Учитель, потирая руки и весело, но ехидно подмигивая, стал говорить, что он действительно неплохо жил и даже сигары курил, но с изменением потребностей в чистописании и по декрету народных комиссаров предмет этот был исключен из программы...

— Что ж, — сказал учитель, снова без нужды усмехаясь, — так и все в нашей жизни меняется. Сегодня, скажем, отменили чистописание, завтра рисование, а там, глядишь, и до вас достукаются.

— Ну, уж вы того, — сказал Котофеев, слегка задохнувшись. — Как же до меня-то могут достукаться... Если я в искусстве... Если я на треугольнике играю.

— Ну и что ж, — сказал учитель презрительно, — наука и техника нынче движется вперед. Вот изобретут вам электрический этот самый инструмент — и крышка... И достукались.

Ситуация эта чрезвычайно напоминает историю, приключившуюся с героем одного рассказа Достоевского — Семеном Ивановичем Прохарчиным. Один из персонажей этого рассказа — некто Зимовейкин — как-то рассказал, что был он некогда канцелярским чиновником, но «упразднили его и отсюда, затем что уничтожилась сама канцелярия». Рассказ этот крепко втемяшился Семену Ивановичу в голову и отчасти даже способствовал его помешательству. Во всяком случае, одним из важных пунктов помешательства Семена Ивановича Прохарчина был ужас перед тем, что и с ним тоже может произойти нечто подобное.

— Что, батюшка?.. Пол под вами провалится, что ли?

— А что? Тебя, что ли, спросят? Закроют, и нет...

— Что закроют?!

— А вот пьянчужку ссадили...

— Ссадили; да ведь то же пьянчужка, а вы да я — человек!

— Да, человек. А она стоит, да и нет...

— Да кто она-то?

— Да она, канцелярия... кан-це-ля-рия!!!

— Да, блаженный вы человек! Да ведь она нужна канцелярия-то...

— Она нужна, слышь ты; и сегодня нужна, завтра нужна, а вот послезавтра как-нибудь там и не нужна.

(Федор Достоевский)

Эта странная тревога Семена Ивановича Прохарчина на самом деле далеко не беспочвенна. Она основана на возникшей в его голове лишь по видимости дикой, а на самом деле весьма проницательной догадке, что собственно для жизни канцелярия не нужна.

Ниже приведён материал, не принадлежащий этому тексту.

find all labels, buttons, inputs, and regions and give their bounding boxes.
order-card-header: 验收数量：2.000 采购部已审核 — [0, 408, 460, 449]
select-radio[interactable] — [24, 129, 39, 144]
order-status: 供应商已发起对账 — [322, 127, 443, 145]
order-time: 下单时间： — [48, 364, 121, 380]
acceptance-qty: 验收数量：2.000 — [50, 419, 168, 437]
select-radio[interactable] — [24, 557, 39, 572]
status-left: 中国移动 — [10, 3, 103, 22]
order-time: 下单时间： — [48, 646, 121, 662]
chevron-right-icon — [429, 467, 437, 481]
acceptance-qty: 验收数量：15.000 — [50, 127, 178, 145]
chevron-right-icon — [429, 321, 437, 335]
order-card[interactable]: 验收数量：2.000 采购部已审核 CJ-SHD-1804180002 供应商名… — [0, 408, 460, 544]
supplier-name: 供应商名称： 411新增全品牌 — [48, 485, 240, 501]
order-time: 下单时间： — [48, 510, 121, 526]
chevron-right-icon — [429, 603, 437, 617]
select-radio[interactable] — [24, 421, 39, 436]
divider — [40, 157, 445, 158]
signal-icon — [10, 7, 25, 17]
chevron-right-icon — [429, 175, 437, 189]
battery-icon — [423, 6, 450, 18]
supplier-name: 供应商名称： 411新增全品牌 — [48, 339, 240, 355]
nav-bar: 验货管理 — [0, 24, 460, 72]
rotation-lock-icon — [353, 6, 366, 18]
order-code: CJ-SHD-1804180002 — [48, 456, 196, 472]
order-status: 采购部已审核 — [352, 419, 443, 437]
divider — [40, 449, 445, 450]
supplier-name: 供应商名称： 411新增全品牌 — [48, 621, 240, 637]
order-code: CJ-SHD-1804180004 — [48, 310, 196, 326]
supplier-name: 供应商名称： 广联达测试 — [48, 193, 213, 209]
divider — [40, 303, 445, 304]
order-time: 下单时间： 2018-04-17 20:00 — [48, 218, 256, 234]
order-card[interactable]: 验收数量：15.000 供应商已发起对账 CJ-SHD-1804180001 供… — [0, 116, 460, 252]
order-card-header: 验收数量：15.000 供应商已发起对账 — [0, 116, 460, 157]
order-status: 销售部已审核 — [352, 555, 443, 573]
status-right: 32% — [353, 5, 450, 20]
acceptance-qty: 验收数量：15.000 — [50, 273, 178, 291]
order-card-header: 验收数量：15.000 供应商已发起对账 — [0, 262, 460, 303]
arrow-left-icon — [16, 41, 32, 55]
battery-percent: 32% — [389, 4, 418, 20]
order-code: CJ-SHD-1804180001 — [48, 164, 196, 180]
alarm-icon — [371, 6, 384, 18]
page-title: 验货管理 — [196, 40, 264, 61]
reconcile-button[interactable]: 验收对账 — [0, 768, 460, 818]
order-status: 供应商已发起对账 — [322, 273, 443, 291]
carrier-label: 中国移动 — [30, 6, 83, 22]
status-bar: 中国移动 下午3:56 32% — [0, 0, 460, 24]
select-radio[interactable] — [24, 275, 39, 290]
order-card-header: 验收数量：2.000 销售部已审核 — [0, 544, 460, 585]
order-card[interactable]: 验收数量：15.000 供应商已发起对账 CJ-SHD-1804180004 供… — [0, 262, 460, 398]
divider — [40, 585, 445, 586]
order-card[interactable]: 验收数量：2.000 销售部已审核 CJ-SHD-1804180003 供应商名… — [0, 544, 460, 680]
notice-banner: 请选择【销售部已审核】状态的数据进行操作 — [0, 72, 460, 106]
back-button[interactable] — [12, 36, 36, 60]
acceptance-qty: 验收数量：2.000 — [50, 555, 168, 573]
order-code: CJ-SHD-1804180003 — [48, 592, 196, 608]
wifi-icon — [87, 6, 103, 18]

Тревога Бориса Ивановича Котофеева примерно того же свойства. Но она основана уже на более смелой догадке. Борис Иванович смутно подозревает, что не только что музыкальный треугольник, на котором он играет в оркестре, но и самый этот оркестр, да и вообще искусство, в котором он «состоит», вовсе не есть такая уж важная и необходимая для жизни вещь. Ведь вот упразднили же помещиков, и ничего не случилось! Так почему бы в один прекрасный день не упразднить все это так называемое искусство? [01]

Примечание 01

В то самое время, когда Котофеева одолевали все эти страшные сомнения, нарком просвещения Луначарский вел героическую борьбу со своими товарищами по партии, желавшими упразднить оперу и балет, а также закрыть академические театры как «абсолютно не приспособленные обслуживать широкие пролетарские массы». Убедившись в полном своем бессилии, Луначарский обратился с отчаянным письмом к Ленину, в котором просил уделить ему хоть четверть часа для разговора на эту тему. Ленин ответил на это письмо телефонограммой:

«т. Луначарскому

Принять никак не могу, так как болен.

Все театры советую положить в гроб.

Наркому просвещения надлежит заниматься не театром, а обучением грамоте. Ленин».

Большой театр не был закрыт только потому, что выяснилось: его содержание обходится государству почти во столько же, во сколько обошлось бы просто содержание здания. А здание упразднять никто не собирался хотя бы потому, что в нем проходили партийные съезды (См. Литературное наследство. Т. 80. М., 1971).